O texto da procuradora adjunta Margarida Veiga Fernandes devia levar qualquer deputado a, por pura vergonha, cavar um buraco no chão e esconder-se lá dentro: “O arguido, desagradado com as questões que lhe eram colocadas, sem que qualquer dos presentes na biblioteca se apercebesse, sub-repticiamente, agarrou nos gravadores que se encontravam à sua frente, introduziu-os nos bolsos das suas calças e retirou-se da biblioteca, levando consigo tais aparelhos.”
Mais: “O arguido tinha consciência de que, ao tomar e conservar na sua posse os referidos gravadores, instrumentos essenciais ao exercício da actividade dos jornalistas e da entidade proprietária da revista SÁBADO, atentou contra a liberdade de informação, jornalística e de imprensa, o que quis e conseguiu.”
Pior: “Mais sabia o arguido, atentas as suas qualidades e funções, ressalvando-se o facto de ser titular de um órgão de soberania, que tal comportamento lhe estava especialmente vedado. O arguido agiu livre, voluntária e conscientemente. O arguido sabia que as suas condutas eram proibidas e punidas por lei.”
Este editorial da Sábado coloca o problema onde ele se encontra: a absoluta falta de vergonha e o absoluto sentimento de impunidade que esta gente goza e com a qual também goza os demais cidadãos.
Suponhamos por uns instantes que os jornalistas tinham ido ao parlamento entrevistar o deputado sem vergonha numa altura em que este tivesse em seu poder um diploma a apresentar para aprovação parlamentar. Suponhamos que em gesto de prestidigitação surripiavam o diploma ainda em sigilo e davam conta do mesmo.
O que faria o deputado sem vergonha?

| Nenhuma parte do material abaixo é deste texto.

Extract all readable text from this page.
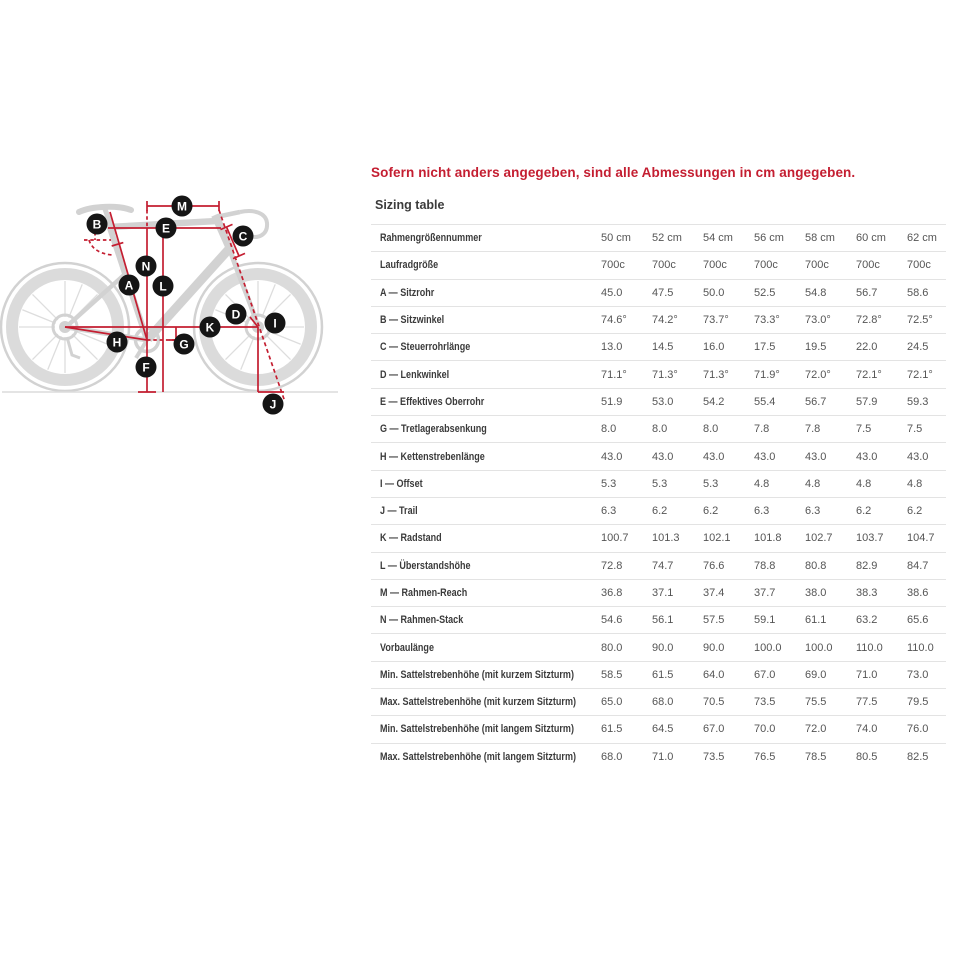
A
B
C
D
E
F
G
H
I
J
K
L
M
N

Sofern nicht anders angegeben, sind alle Abmessungen in cm angegeben.

Sizing table
Rahmengrößennummer	50 cm	52 cm	54 cm	56 cm	58 cm	60 cm	62 cm
Laufradgröße	700c	700c	700c	700c	700c	700c	700c
A — Sitzrohr	45.0	47.5	50.0	52.5	54.8	56.7	58.6
B — Sitzwinkel	74.6°	74.2°	73.7°	73.3°	73.0°	72.8°	72.5°
C — Steuerrohrlänge	13.0	14.5	16.0	17.5	19.5	22.0	24.5
D — Lenkwinkel	71.1°	71.3°	71.3°	71.9°	72.0°	72.1°	72.1°
E — Effektives Oberrohr	51.9	53.0	54.2	55.4	56.7	57.9	59.3
G — Tretlagerabsenkung	8.0	8.0	8.0	7.8	7.8	7.5	7.5
H — Kettenstrebenlänge	43.0	43.0	43.0	43.0	43.0	43.0	43.0
I — Offset	5.3	5.3	5.3	4.8	4.8	4.8	4.8
J — Trail	6.3	6.2	6.2	6.3	6.3	6.2	6.2
K — Radstand	100.7	101.3	102.1	101.8	102.7	103.7	104.7
L — Überstandshöhe	72.8	74.7	76.6	78.8	80.8	82.9	84.7
M — Rahmen-Reach	36.8	37.1	37.4	37.7	38.0	38.3	38.6
N — Rahmen-Stack	54.6	56.1	57.5	59.1	61.1	63.2	65.6
Vorbaulänge	80.0	90.0	90.0	100.0	100.0	110.0	110.0
Min. Sattelstrebenhöhe (mit kurzem Sitzturm)	58.5	61.5	64.0	67.0	69.0	71.0	73.0
Max. Sattelstrebenhöhe (mit kurzem Sitzturm)	65.0	68.0	70.5	73.5	75.5	77.5	79.5
Min. Sattelstrebenhöhe (mit langem Sitzturm)	61.5	64.5	67.0	70.0	72.0	74.0	76.0
Max. Sattelstrebenhöhe (mit langem Sitzturm)	68.0	71.0	73.5	76.5	78.5	80.5	82.5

Queixa, com o coro de protestos indignados dos pares. Os jornalistas não teriam outro remédio senão procurar emprego noutro lado.
Este deputado sem vergonha, no entanto e como se escreve no editorial, não só fez de conta que era nada com ele como foi imediatamente protegido pelo correlegionário Assis que desvalorizou o incidente com desculpas ainda mais vergonhosas. A classe política, em vez de manifestar repúdio, encolheu os ombros. Numa casa em que desaparecem documentos originais relativos a fichas biográficas de um deputado que é primeiro-ministro, já nem admira.
Esta gente não se dá ao respeito mínimo nem à ética elementar. E por isso deverá ser o poder judicial a lidar com estes indivíduos.
Ao crime corresponde pena de prisão. Não se pode aceitar que a sentença faça a coisa por menos. Efectiva.